- Directed by: Joseph Lovett
- Produced by: Joseph Lovett Hilary Klotz Steinman
- Edited by: Jason Szabo Jamie Hogan
- Release date: 2010;
- Country: United States
- Language: English

= Going Blind =

Going Blind is a feature-length documentary about vision loss in the United States. Directed by Joseph Lovett, produced by Joseph Lovett and Hilary Klotz Steinman and edited by Jason Szabo and Jamie Hogan. Going Blind premiered at the World Ophthalmology Congress in Berlin in June 2010 and opened in New York at the Quad Cinema in October 2010.

The film interweaves Lovett's struggle to keep his glaucoma at bay with the stories of six people he meets who are dealing with different levels of sight loss. The film shows that losing vision is not death but a different perspective and shows how much is available in terms of vision enhancement techniques, low vision therapy such as at Lighthouse International, and new technology to keep people with sight loss engaged in their lives.

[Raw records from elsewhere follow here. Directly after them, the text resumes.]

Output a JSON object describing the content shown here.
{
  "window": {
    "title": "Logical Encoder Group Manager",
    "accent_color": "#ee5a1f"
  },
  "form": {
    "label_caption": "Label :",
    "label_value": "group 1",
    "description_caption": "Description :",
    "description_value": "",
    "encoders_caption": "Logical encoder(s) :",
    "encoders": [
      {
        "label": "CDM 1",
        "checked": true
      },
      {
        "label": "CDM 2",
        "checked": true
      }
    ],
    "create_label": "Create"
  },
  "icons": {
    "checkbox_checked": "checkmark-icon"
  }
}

Going Blind is in educational distribution. An evaluation report of the film's effectiveness and an outreach toolkit on how organizations can best use the film can be downloaded from the homepage of the website as well. Going Blind is also available for streaming and downloading at Amazon.com.
The film has been financed through grants from the Reader's Digest Partners for Sight Foundation, Pfizer Ophthalmics, the National Institutes of Health and others.
The film was released to limited theatres on October 8, 2010.